Понятно, что на одном похудении я остановиться не могла. Долго, нудно, во всех подробностях допрашивала женскую часть нашей семьи, какие маски для лица они предпочитают, и какой салон красоты доступен мне по бюджету, ну и к каким процедурам мне открыт доступ. Понятно же, денег у меня нет, поэтому к мысли о необходимости выделить бюджет пришлось подводить. Если раньше от моих поползновений шарахался только Сема, дегустатором «волшебного» напитка стройности был он, благодаря чему несколько раз был выведен из строя из-за несварения желудка, то теперь и женщины начали избегать безутешную Джульетту, то бишь меня. Придут, бывало, уточнить, «до коле», а я останавливаю их вопросом: «А ты где чистку лица делаешь?» или «А маска для волос из слез единорога хороша?».

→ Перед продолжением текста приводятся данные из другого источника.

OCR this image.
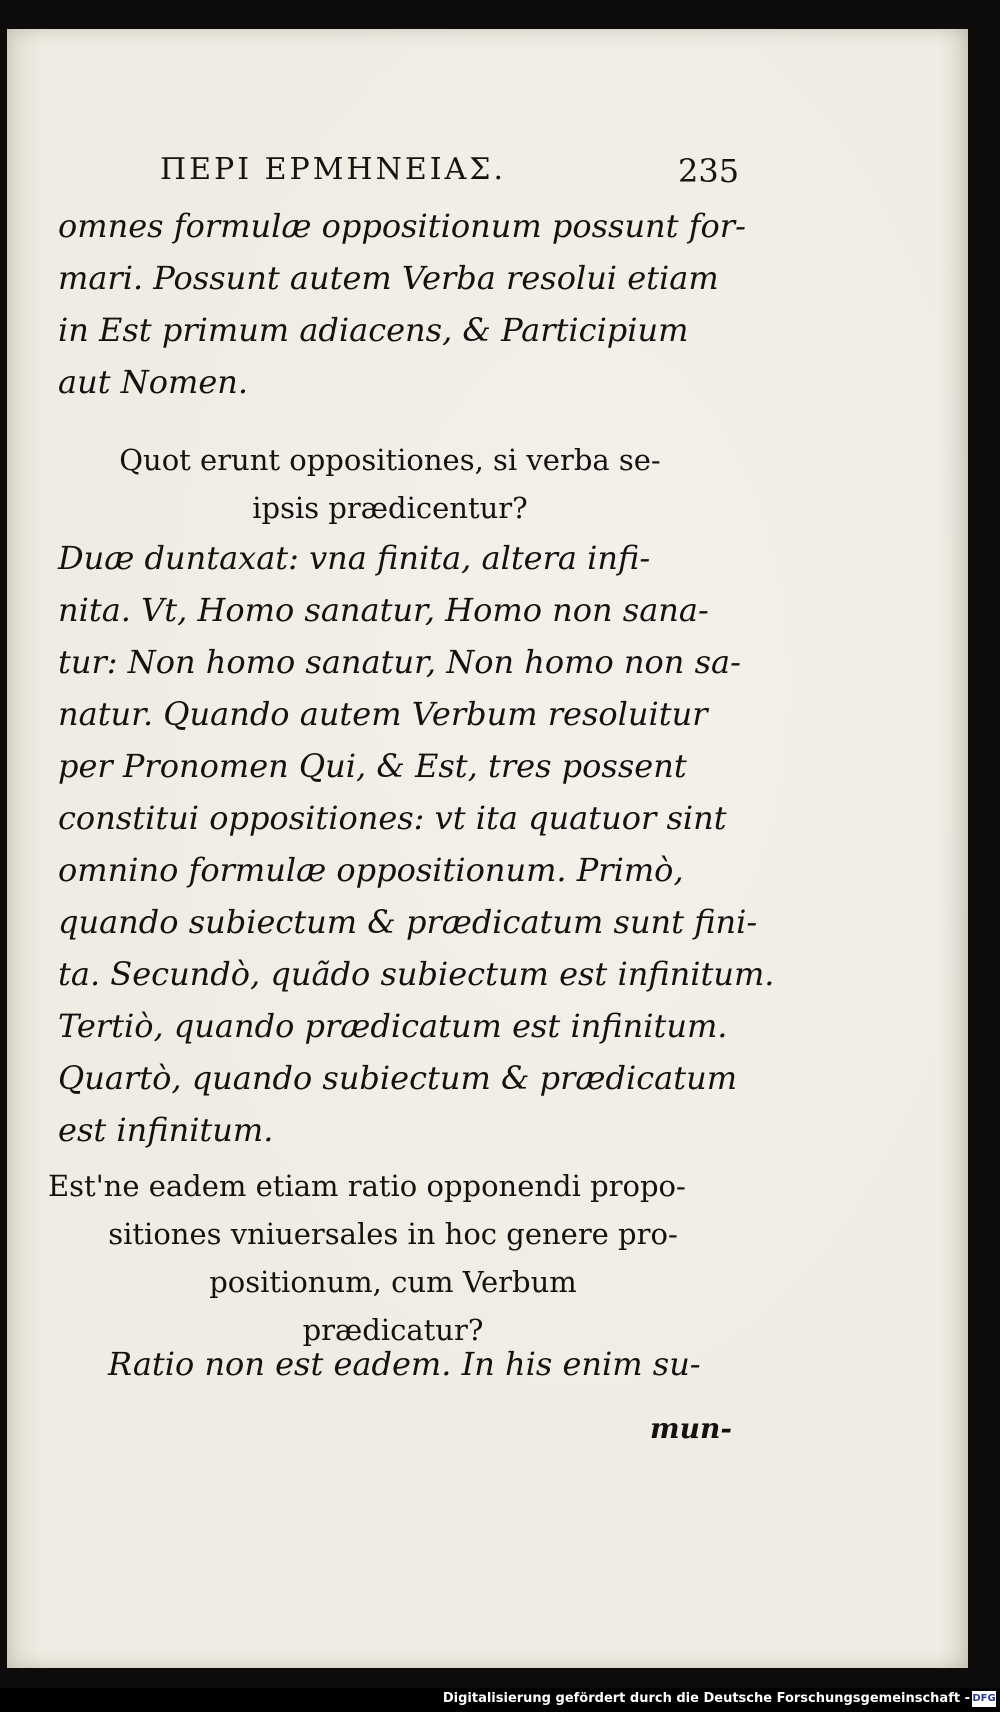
ΠΕΡΙ ΕΡΜΗΝΕΙΑΣ.	235
omnes formulæ oppositionum possunt for-
mari. Possunt autem Verba resolui etiam
in Est primum adiacens, & Participium
aut Nomen.
Quot erunt oppositiones, si verba se-
ipsis prædicentur?
Duæ duntaxat: vna finita, altera infi-
nita. Vt, Homo sanatur, Homo non sana-
tur: Non homo sanatur, Non homo non sa-
natur. Quando autem Verbum resoluitur
per Pronomen Qui, & Est, tres possent
constitui oppositiones: vt ita quatuor sint
omnino formulæ oppositionum. Primò,
quando subiectum & prædicatum sunt fini-
ta. Secundò, quãdo subiectum est infinitum.
Tertiò, quando prædicatum est infinitum.
Quartò, quando subiectum & prædicatum
est infinitum.
Est'ne eadem etiam ratio opponendi propo-
sitiones vniuersales in hoc genere pro-
positionum, cum Verbum
prædicatur?
Ratio non est eadem. In his enim su-
mun-
Digitalisierung gefördert durch die Deutsche Forschungsgemeinschaft - DFG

Больше всего, конечно, страдал Сема. Однажды он чуть не убился об стену, увидев, как я задумчиво стою в прихожей и рассматриваю в зеркале свои свеженарисованные хной в парикмахерской брови. Вот реально, ходила девушка с обычными, ничем не примечательными человеческими бровями, и вдруг заказала себе в салоне тщательно прокрашенное оволосение то ли по договоренности с армянской общиной, то ли с какой другой диаспорой – «Э, дэвушка, замуж хочешь?». Причем, с долговременным эффектом. Видимо, статьи в «Крестьянке» не прошли мимо моего, заточенного на получение результата любой ценой, мозга и реклама нашла своего потребителя, лозунги были поняты буквально - «брови — лицо вашего лица». Эффект, конечно, был потрясающий, и потряс он не только Сему, который даже побоялся поздороваться, но и всех остальных. В бровях отразилось все отчаяние и страсть девичей души, томящейся без благосклонности Пашки. Короче, наступила в моей жизни черная полоса. Даже две полосы — по одной над каждым глазом.